Secured loan lenders abounded and were making healthy profits and had many secured loan plans on offer.

Self declarations of income were available for the self employed without any back up proof, meaning that a self employed person could simply declare his net profit on a letter head or similar without any additional proof being required.

The recession changed this and self declarations of income stopped and secured loan lenders required an accountant's letter or even two or three years fully audited accounts.

Before the credit criss there was the famous 125% equity plan first intoduced by that household name, First Plus who specialised in lending up to 25% more than a property was valued at.

Equity margins were restricted to 65% or there abouts for the self employed and to 70% for those in employment.

Before the recession the Cardiff based secured loan lenders, Nemo, granted loans to the self employed without accounts but since 2007 they have not accepted applications from the self employed.

A number of secured loan brokers have gone out of business. Many previously successful secured loan brokers have stopped trading.

Secured loan approvals fell to under 20% of their precvious level.

Remortgages and mortagages have also become pale shadows of their former selves.

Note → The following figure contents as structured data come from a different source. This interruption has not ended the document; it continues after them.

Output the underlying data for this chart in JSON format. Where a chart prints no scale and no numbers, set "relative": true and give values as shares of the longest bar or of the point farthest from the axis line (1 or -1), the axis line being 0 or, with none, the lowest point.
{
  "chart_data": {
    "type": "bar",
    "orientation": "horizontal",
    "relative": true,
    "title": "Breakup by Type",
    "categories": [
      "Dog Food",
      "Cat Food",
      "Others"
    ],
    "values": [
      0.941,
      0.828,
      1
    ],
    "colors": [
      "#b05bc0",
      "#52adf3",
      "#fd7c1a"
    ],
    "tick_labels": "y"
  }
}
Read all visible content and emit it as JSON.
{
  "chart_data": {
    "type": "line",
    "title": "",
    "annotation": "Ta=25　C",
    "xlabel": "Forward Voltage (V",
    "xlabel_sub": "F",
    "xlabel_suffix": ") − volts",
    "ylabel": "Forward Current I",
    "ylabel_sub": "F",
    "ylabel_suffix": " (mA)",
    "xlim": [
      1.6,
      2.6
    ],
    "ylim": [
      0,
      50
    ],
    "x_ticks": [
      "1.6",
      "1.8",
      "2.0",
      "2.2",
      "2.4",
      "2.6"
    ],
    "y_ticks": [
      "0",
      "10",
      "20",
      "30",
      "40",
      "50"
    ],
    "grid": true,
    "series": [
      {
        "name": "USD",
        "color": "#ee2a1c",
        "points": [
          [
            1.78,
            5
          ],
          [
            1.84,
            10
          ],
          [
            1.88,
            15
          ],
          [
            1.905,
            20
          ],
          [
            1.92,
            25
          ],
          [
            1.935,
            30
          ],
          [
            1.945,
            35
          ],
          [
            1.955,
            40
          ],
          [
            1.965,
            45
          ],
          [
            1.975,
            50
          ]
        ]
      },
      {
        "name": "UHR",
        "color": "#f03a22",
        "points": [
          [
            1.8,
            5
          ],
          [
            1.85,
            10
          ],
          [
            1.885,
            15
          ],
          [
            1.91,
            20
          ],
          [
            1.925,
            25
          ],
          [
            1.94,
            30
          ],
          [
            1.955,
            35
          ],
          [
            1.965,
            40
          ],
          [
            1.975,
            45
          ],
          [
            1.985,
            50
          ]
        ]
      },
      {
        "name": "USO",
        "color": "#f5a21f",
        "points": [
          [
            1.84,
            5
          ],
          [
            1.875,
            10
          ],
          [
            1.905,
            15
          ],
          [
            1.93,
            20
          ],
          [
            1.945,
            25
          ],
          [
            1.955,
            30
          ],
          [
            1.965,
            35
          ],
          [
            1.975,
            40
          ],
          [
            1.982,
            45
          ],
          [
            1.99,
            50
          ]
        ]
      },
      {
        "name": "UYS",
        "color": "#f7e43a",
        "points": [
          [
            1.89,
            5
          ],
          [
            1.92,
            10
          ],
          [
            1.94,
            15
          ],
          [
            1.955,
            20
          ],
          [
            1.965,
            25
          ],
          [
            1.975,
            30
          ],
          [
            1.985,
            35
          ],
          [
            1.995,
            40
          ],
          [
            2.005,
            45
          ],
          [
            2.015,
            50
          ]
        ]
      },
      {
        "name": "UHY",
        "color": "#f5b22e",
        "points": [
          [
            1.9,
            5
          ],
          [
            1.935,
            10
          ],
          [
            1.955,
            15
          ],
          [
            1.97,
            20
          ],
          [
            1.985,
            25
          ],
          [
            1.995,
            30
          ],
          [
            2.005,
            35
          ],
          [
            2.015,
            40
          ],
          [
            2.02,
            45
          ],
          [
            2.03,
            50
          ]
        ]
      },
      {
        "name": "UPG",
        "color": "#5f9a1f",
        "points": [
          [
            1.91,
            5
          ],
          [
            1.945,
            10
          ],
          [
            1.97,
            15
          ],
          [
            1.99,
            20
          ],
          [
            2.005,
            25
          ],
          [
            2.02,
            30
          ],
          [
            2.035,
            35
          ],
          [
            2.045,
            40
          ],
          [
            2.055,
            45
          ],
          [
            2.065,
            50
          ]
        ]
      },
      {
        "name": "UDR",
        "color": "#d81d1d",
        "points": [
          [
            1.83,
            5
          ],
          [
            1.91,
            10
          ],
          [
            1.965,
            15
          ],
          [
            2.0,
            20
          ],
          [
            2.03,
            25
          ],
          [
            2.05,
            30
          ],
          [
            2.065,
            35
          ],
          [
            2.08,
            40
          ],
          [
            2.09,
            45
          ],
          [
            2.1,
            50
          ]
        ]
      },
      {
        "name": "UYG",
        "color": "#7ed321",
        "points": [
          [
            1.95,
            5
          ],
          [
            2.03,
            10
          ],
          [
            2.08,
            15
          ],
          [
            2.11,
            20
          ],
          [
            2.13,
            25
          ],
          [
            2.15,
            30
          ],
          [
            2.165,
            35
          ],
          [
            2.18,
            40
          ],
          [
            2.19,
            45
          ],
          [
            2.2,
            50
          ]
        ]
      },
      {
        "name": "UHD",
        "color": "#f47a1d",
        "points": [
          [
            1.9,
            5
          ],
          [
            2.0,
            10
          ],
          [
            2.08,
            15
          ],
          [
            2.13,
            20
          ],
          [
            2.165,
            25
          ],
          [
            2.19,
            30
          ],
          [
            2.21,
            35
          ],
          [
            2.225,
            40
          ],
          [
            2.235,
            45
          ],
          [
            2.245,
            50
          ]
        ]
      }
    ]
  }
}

Equity margins have tightened during the last three years with 100% plans a thing of the past, let alone the 125% mortgages and remortgages which were granted by The Northern Rock, and just think about what happened to them.

Many mortgage lenders restricted their lending to between 75% to 80% making it difficult for first time buyers to get their foot on the first rung of the property ladder as such a large deposit was required.

Underwriting prior to the recession was too lax and during the credit crisis it was too strict, and as such, hopefully there will be a middle route now that the recession is over.